Monday Message 11.07.16
Chairman’s Update:
Mark Fenhalls QC
The new Vice Chair and AGM on 20th July
Angela Rafferty QC has been elected as your new Vice Chair and will be in post from 1st September this year. I would like to thank both Angela and Bernard Richmond QC for having put up their hands and volunteered to represent us all.
Please remember that the AGM and the final exec meeting of my term as chair will take place at the Old Bailey on 20th July. All CBA members are invited to both meetings. This will be an excellent opportunity to review the developments over the last year and look forward to the autumn. Francis and I will do our best to answer all questions.
There will be a short reception afterwards and I will be presenting the mess with a framed picture of our first chair (in 1969), Lord Hutchinson. Old Bailey security means you will have to give Aaron your name in advance. Please do come along.
Listing
We continue to raise this with the Judiciary and HMCTS at every opportunity. The question of court capacity is vexed and frustrating. A recent horror story I heard concerned a 5-week trial that went out because the available jury panel was too small. No doubt someone had been told to keep the number of prospective panel members down in order to save a few £s in jury expenses. The effect on witnesses, public confidence and the cost to society (let alone the defendant or the lawyers) is of course harder to measure…

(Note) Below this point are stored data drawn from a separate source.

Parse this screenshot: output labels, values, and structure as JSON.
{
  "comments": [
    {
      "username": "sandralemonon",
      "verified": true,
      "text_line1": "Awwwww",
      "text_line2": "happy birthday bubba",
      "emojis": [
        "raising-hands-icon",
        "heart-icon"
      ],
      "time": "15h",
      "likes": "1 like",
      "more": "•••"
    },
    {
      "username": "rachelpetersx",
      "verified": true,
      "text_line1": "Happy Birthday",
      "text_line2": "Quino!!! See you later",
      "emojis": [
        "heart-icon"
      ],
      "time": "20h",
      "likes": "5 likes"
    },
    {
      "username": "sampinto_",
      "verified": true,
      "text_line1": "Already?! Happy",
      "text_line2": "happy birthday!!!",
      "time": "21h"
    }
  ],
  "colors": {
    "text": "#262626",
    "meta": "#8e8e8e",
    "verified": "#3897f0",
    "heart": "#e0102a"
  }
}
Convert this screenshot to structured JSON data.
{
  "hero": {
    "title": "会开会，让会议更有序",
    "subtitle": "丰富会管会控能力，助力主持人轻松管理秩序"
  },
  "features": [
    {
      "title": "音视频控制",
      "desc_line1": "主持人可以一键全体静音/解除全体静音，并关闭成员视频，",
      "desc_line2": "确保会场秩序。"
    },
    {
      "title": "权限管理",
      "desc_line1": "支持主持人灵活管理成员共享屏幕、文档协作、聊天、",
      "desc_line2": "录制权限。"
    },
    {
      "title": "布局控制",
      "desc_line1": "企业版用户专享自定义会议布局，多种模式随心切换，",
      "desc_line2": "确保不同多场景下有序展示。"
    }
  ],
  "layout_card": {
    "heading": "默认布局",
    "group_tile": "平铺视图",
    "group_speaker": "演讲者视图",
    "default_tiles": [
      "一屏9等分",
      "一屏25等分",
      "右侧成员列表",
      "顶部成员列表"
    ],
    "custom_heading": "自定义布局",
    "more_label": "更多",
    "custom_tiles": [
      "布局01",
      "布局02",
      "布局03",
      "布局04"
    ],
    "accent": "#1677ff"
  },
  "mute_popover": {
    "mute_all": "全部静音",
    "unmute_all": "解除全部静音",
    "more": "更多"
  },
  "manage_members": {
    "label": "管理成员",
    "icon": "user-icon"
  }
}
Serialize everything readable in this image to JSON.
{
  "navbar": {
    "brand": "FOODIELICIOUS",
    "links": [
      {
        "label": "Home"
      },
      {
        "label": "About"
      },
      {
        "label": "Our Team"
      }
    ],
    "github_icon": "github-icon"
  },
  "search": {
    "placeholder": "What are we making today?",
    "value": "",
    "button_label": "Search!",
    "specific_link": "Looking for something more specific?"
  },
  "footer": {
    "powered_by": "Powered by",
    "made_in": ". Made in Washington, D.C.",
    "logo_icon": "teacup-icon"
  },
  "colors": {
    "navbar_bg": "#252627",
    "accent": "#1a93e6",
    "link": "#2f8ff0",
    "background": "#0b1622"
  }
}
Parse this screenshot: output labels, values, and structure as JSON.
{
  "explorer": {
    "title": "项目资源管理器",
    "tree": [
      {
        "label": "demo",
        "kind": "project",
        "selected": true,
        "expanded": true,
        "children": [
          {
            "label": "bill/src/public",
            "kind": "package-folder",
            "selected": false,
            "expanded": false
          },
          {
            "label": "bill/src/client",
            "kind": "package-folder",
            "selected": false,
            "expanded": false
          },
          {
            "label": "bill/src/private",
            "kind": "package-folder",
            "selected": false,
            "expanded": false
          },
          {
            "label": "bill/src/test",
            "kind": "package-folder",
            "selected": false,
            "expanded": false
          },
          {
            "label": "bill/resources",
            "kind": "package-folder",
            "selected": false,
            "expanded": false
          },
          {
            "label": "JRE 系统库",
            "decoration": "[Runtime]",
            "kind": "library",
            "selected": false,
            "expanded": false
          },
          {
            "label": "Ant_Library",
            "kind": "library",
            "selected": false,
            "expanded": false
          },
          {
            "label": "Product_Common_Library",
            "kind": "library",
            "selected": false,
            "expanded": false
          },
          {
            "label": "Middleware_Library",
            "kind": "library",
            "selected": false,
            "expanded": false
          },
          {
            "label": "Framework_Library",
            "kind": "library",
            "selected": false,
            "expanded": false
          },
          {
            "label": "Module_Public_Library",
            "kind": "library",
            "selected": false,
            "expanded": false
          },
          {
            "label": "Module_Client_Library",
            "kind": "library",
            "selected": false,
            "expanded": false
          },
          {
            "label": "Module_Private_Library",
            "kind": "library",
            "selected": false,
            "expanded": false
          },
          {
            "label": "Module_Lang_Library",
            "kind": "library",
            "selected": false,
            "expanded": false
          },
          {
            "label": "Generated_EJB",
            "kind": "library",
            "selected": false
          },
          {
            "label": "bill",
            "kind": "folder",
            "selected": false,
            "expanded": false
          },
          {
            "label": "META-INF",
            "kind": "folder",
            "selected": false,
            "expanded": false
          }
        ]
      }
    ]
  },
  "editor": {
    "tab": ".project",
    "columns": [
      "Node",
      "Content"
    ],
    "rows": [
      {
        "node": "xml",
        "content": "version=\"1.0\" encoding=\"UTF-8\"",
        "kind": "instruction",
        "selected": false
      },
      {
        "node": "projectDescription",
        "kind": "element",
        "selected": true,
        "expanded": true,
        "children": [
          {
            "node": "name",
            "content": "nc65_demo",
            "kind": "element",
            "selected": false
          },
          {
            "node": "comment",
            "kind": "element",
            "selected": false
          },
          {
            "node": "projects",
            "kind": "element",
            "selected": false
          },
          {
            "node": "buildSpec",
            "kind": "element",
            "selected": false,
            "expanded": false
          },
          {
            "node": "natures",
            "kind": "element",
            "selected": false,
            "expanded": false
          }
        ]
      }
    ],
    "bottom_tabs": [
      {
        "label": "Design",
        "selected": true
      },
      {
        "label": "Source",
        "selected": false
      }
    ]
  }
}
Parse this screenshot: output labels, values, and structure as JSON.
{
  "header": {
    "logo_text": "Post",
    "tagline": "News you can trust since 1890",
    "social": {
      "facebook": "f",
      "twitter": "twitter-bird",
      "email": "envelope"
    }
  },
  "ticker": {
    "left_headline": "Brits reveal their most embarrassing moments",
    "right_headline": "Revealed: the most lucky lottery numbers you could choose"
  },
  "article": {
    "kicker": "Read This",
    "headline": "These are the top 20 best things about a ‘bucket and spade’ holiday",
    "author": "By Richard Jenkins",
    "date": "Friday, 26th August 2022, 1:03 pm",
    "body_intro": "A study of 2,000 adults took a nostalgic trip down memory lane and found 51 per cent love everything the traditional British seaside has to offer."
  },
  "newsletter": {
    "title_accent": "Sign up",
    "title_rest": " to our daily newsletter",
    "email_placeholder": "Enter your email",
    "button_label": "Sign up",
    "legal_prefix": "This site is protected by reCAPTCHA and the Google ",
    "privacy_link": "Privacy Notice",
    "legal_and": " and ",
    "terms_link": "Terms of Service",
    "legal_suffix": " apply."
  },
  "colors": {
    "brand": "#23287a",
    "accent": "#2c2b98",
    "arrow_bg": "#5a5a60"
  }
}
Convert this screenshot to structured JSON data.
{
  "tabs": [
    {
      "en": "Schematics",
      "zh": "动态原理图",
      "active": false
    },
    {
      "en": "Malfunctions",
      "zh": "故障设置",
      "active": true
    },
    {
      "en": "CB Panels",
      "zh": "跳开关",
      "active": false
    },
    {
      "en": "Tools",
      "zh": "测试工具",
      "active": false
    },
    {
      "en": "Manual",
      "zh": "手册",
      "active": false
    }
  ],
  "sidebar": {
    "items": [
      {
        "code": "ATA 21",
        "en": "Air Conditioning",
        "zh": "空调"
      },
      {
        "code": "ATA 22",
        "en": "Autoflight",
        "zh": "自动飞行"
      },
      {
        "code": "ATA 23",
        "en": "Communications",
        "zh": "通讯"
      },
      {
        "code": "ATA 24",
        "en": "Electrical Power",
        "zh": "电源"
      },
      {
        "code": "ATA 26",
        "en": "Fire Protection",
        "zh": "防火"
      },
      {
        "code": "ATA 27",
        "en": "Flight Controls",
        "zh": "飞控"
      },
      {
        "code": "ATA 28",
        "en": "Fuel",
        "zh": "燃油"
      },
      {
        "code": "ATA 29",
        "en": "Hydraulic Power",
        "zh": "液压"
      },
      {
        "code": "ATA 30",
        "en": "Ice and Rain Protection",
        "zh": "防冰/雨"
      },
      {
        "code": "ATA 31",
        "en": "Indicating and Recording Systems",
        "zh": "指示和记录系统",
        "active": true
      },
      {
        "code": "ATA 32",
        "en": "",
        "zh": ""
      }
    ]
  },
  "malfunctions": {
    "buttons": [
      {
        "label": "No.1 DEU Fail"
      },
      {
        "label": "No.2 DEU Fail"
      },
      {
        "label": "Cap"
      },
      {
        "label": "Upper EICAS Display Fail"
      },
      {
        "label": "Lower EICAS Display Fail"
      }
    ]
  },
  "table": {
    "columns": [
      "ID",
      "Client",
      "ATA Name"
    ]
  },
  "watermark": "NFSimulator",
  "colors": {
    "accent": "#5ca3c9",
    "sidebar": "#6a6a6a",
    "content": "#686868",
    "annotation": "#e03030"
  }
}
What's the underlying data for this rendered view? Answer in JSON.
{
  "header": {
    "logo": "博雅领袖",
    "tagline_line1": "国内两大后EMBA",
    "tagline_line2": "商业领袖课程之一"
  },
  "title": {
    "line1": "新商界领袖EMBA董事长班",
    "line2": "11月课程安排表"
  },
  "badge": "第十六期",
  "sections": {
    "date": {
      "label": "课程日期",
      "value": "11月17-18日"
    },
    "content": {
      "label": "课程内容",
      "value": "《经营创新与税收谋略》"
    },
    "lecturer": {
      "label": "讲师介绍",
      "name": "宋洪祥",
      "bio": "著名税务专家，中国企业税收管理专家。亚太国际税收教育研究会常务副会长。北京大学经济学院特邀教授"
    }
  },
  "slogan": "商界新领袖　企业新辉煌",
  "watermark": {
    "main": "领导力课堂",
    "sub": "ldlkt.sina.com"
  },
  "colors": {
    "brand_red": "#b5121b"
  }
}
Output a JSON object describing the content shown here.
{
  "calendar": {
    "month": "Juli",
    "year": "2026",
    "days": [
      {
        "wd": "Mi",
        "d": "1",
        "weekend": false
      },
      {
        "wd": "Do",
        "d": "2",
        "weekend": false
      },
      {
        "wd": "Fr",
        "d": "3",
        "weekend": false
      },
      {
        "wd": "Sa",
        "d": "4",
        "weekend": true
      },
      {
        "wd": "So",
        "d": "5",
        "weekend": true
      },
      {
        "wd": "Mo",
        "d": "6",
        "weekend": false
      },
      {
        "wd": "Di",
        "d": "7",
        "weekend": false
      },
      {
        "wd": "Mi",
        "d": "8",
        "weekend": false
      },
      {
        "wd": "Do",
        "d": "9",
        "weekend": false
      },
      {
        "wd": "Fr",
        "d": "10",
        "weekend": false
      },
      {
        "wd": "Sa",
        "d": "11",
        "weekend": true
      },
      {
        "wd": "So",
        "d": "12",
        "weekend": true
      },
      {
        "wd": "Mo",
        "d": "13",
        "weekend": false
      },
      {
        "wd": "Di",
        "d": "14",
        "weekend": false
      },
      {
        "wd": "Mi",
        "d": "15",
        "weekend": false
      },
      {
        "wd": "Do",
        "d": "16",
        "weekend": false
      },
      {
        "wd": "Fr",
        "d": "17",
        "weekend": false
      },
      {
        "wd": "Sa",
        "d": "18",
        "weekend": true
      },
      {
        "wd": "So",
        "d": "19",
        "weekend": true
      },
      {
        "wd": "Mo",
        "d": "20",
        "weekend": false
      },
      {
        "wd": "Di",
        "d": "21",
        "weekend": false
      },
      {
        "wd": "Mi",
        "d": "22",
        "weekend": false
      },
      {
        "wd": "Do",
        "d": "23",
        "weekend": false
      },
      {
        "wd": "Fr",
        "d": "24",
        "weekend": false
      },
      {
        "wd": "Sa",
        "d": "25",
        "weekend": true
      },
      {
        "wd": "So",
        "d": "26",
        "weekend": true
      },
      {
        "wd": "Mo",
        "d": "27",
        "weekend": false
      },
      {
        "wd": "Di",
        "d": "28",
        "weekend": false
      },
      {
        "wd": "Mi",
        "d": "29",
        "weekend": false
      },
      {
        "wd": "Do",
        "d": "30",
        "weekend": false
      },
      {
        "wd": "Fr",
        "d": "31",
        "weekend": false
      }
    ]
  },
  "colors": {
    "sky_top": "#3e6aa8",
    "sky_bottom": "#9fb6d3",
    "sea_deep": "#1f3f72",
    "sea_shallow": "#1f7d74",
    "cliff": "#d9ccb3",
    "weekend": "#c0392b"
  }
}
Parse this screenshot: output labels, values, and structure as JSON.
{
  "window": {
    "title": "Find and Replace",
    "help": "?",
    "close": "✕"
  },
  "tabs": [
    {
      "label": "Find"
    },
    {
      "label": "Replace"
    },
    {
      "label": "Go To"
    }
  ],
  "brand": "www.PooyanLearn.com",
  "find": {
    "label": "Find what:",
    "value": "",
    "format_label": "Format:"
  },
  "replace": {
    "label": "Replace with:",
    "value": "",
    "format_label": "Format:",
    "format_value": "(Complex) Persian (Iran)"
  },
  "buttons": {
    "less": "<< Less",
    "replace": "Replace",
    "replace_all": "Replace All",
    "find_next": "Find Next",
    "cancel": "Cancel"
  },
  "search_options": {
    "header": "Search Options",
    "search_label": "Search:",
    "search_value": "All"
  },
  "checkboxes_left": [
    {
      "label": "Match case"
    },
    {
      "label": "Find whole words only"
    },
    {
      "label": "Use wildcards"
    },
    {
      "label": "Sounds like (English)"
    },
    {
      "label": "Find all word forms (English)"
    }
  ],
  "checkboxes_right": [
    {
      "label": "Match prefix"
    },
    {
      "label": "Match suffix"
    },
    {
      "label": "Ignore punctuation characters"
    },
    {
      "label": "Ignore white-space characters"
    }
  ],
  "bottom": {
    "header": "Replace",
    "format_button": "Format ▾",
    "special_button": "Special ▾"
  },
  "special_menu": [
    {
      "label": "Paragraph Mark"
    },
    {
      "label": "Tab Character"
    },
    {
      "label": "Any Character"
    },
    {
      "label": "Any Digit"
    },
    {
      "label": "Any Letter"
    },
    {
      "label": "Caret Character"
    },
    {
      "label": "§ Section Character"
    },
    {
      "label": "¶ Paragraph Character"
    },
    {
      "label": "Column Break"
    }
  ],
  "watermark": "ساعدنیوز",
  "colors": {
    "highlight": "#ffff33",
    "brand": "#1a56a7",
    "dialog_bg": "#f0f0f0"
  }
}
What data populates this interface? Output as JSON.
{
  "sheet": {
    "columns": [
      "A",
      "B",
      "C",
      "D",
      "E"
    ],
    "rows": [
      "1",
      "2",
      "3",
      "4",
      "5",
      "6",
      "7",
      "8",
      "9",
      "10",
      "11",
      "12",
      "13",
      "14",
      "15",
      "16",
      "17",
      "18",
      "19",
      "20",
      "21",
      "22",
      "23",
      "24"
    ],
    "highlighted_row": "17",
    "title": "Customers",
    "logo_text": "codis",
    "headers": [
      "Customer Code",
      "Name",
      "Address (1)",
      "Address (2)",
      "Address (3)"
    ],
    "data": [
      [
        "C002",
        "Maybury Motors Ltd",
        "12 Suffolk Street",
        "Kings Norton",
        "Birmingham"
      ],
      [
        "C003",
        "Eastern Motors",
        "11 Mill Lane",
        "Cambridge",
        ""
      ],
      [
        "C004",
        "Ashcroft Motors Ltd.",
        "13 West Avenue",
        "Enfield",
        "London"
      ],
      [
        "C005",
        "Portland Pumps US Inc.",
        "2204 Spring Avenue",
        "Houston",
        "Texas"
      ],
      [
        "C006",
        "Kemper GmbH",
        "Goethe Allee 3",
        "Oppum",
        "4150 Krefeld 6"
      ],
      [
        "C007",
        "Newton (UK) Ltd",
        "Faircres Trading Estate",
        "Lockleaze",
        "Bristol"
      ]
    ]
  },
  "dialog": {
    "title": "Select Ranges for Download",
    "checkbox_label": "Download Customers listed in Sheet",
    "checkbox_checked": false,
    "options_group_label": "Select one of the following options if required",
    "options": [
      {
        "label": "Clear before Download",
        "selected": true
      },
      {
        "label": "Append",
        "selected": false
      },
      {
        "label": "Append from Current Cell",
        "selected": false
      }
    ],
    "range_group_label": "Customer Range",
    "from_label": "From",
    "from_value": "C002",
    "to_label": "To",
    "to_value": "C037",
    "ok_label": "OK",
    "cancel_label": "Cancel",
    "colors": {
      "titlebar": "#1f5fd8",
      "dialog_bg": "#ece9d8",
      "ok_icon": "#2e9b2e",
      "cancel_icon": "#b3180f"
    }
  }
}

Anecdotal evidence suggests that some courts are getting better at reducing the number of unnecessary mentions. If you have found otherwise, please keep sending in the chapter & verse details of any unnecessary “in-person” mentions that could have been done by email or phone or avoided entirely.
The CBA Bursary 2016
This scheme is now in its 4th year and I am delighted to launch this year’s bursary award. For some years now I am not sure we have paid enough attention to the situation of those young tenants who have survived student debt, grotesque BPTC fees, the competition for pupillage and made it to tenancy. If we are serious about sustaining the future health of our profession, then we have to pay more attention to helping people survive the early years.
The award competition is open to members of the CBA who have been in independent practice for no more than 3 years from the start of pupillage, this fund is designed to assist practising barristers from financially disadvantaged backgrounds. Awards are merit based.
Over the past 4 years, the CBA, together with several sets from around the country and three legal publications have awarded Bursaries totalling £80,000.00. I am extremely grateful to all Chambersinvolved and the sponsors, Thomson Reuters (Sweet & Maxwell) Oxford University Press and Lexis Nexis, who without whose generous contributions these awards would not exist.
Details on how to apply can be found to the side of this message. The closing date is 3rd October 2016. Please contact Aaron, if you have any questions.
Consultations
Can I thank all those who contributed to the joint Bar Council/ CBA response to the Lammy Review. You can find their work HERE.
And finally a plea for some courtesy
Regular reports reach me about an increase in discourtesy by advocates to each other and to judges. It is possible that the increasing demands on us and rising levels of stress contribute to this behaviour, but we must all take more care. The best advocates can be remorseless and unyielding but never sink to personal rudeness. Our system depends on mutual respect and all of us suffer each time somebody forgets their basic manners. And as far as the lawyers are concerned it is no answer to say (as I am afraid some do), “the client likes it”. Judicial bad manners should be met with a barrage of politeness and sweet reason. Only a Lord Hutchinson has the right to answer a judge who could ‘hear what you say’ the with the instant riposte ‘it is apparent that you have heard what I said, and equally apparent that you have not understood a word of it’. Just as the public at large is fed up with politicians who personalise attacks on their opponents, juries are turned off by advocates’ petty squabbling. It is the client who suffers.